# Mohamed ElBaradei



## DeadGuy (Jan 22, 2010)

To protest military rule, ElBaradei will not run for presidency | Al-Masry Al-Youm: Today's News from Egypt

What a shame 

I don't blame him though........


----------



## aykalam (Apr 12, 2010)

DeadGuy said:


> To protest military rule, ElBaradei will not run for presidency | Al-Masry Al-Youm: Today's News from Egypt
> 
> What a shame
> 
> I don't blame him though........


what a wasted opportunity for the country

here's his statement today, in English

Mohamed Elbaradei Quits Egypt Presidential Race « lifepasswords


----------



## hyper_janice (Jan 13, 2012)

A bit ambiguous speach from Elbaradei. Would have liked to hear why he thought the country was not headed toward democracy.


----------



## aykalam (Apr 12, 2010)

hyper_janice said:


> A bit ambiguous speach from Elbaradei. Would have liked to hear why he thought the country was not headed toward democracy.


he probably thought it would be abundantly obvious to anyone who's been following the news (other than on state tv I mean)


----------



## hyper_janice (Jan 13, 2012)

aykalam said:


> he probably thought it would be abundantly obvious to anyone who's been following the news (other than on state tv I mean)


The Cops killings, the latest crack downs in the square, the announcement of the SCAF stating they will have superior power over the government (which was then retracted) have all happened since quite some time has passed. I am wondering what he knows that would cause him to step down now. I watch Aljazeera more than any other channels and yes, the state tv is not my favorite to watch also as I have seen a lot of CRAP on there. 
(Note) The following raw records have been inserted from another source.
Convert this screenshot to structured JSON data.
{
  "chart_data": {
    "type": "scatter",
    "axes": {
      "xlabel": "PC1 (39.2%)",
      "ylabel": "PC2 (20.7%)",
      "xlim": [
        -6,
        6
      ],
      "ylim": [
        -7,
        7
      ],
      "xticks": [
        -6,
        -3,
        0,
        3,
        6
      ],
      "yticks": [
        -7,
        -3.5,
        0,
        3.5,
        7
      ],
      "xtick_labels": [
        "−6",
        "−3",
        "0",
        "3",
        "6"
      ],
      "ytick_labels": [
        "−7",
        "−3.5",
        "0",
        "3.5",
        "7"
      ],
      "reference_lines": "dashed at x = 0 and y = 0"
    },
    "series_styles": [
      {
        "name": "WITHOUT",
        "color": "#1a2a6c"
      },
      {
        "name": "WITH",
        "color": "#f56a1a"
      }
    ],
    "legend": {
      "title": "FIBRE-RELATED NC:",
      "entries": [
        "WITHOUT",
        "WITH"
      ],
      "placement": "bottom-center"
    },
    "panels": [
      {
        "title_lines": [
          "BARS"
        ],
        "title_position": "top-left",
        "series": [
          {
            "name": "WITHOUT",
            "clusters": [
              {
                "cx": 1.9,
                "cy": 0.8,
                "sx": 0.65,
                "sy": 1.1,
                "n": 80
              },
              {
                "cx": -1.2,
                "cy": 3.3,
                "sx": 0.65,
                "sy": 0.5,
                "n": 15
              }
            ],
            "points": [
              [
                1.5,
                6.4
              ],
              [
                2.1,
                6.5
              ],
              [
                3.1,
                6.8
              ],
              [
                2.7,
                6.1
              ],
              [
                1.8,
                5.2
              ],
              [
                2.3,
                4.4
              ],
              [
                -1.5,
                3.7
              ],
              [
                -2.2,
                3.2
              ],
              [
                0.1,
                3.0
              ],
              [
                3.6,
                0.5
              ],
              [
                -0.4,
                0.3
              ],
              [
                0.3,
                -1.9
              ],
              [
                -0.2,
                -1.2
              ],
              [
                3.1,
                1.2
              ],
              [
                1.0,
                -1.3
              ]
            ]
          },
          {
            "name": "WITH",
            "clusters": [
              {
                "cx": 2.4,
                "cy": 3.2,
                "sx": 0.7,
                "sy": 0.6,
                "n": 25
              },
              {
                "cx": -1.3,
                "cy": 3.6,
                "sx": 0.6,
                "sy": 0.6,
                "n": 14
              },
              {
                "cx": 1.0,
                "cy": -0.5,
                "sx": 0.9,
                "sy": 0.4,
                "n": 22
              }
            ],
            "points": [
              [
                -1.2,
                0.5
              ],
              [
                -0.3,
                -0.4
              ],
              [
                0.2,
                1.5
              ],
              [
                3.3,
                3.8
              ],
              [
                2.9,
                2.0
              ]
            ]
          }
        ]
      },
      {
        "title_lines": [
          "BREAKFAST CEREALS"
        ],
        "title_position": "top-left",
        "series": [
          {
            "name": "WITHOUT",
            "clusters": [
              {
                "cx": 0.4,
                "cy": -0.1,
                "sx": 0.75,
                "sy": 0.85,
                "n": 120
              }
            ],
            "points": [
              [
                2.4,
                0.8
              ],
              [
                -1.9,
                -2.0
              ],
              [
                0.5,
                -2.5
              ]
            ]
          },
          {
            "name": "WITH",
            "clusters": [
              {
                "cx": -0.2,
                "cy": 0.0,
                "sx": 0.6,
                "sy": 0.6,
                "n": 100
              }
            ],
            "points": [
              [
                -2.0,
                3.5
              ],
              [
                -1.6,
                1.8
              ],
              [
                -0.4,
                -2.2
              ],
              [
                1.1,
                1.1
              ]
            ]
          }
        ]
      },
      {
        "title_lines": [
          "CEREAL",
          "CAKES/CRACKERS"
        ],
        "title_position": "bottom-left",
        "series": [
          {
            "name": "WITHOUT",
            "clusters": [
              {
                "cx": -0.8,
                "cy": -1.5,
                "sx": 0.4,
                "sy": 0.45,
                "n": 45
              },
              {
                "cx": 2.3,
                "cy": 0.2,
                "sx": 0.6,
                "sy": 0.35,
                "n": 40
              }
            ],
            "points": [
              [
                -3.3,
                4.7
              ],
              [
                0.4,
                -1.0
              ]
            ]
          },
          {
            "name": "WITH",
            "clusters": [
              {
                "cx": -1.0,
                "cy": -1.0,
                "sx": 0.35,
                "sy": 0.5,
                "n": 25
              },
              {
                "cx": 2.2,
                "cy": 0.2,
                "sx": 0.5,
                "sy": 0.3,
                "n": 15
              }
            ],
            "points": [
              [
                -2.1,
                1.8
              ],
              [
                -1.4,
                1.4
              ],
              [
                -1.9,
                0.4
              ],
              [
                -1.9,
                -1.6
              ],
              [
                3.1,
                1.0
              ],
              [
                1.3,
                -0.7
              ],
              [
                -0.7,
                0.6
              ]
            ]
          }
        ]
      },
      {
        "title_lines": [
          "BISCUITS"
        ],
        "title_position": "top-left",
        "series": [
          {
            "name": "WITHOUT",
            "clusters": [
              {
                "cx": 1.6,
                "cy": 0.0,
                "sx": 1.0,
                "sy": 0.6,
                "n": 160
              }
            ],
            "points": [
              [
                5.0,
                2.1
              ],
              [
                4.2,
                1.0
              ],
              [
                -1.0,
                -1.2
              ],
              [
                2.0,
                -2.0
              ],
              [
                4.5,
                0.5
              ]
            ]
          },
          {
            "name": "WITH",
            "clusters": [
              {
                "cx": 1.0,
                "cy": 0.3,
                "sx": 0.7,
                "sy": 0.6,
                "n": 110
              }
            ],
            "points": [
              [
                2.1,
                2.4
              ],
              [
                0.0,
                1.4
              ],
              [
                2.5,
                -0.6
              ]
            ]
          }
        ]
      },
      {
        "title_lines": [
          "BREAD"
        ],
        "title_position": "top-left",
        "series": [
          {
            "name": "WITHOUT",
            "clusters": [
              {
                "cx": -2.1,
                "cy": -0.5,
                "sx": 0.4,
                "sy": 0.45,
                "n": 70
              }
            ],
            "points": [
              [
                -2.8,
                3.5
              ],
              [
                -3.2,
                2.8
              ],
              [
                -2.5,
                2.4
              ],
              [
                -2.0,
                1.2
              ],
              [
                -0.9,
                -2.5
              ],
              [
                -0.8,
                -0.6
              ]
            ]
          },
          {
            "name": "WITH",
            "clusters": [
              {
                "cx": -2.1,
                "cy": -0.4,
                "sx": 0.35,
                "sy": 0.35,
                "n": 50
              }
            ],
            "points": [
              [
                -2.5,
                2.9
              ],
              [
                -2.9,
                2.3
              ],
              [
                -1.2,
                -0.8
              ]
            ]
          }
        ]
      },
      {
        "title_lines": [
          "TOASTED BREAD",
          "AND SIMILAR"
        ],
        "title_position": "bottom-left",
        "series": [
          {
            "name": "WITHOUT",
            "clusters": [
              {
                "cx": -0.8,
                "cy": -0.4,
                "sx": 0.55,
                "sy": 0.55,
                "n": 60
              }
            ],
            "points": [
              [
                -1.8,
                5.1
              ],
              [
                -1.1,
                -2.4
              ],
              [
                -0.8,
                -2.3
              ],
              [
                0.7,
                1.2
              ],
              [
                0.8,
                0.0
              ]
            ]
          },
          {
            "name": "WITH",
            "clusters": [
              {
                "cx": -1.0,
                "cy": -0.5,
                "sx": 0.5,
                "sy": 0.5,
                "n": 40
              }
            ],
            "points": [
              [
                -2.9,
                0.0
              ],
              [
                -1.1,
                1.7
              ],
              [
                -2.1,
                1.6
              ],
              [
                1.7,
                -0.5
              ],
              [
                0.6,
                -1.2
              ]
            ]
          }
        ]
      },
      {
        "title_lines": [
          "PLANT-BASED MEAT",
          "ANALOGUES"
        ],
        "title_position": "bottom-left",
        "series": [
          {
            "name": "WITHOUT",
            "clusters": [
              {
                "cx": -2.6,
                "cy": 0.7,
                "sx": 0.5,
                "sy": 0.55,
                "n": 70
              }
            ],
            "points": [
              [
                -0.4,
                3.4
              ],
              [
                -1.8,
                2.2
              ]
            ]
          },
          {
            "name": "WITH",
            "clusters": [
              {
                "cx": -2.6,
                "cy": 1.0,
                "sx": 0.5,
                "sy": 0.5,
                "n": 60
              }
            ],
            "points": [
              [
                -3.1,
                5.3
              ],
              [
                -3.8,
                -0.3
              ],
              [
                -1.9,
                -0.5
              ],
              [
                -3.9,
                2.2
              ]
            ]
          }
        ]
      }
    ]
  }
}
By the way, thanks for the lovely welcome to this new website for me!


----------



## aykalam (Apr 12, 2010)

hyper_janice said:


> The Cops killings, the latest crack downs in the square, the announcement of the SCAF stating they will have superior power over the government (which was then retracted) have all happened since quite some time has passed. I am wondering what he knows that would cause him to step down now. I watch Aljazeera more than any other channels and yes, the state tv is not my favorite to watch also as I have seen a lot of CRAP on there.
> 
> By the way, thanks for the lovely welcome to this new website for me!


perhaps you'd care to introduce yourself so we get to give you a group hug


----------



## hyper_janice (Jan 13, 2012)

aykalam said:


> perhaps you'd care to introduce yourself so we get to give you a group hug


hmmmm wondering if that was sarcastic or heart felt. I can always use a hug. So here goes. 

My official introduction:

I am a 54 year old female that married an Egyptian. I was a power plant operator before I moved here four years ago. I'm crazy about my husband, miss my family back home and am a bit bored out of my mind. I cook, crochet, knit, sew and clean. Going from locomotive operator, tractor driver, car dumper, switching operator, to housekeeper has been a bit of a challenge. My husband's family has been hospitable beyond belief. 

I'm waiting for the group hugs, weather they be tongue in cheek or not.


----------



## aykalam (Apr 12, 2010)

hyper_janice said:


> hmmmm wondering if that was sarcastic or heart felt. I can always use a hug. So here goes.
> 
> My official introduction:
> 
> ...


Welcome to the forum 

and here's the promised group hug :grouphug:


----------



## expatagogo (May 31, 2010)

I find this a bit disappointing as I believed he brought balance.

(Oh, and welcome!)


----------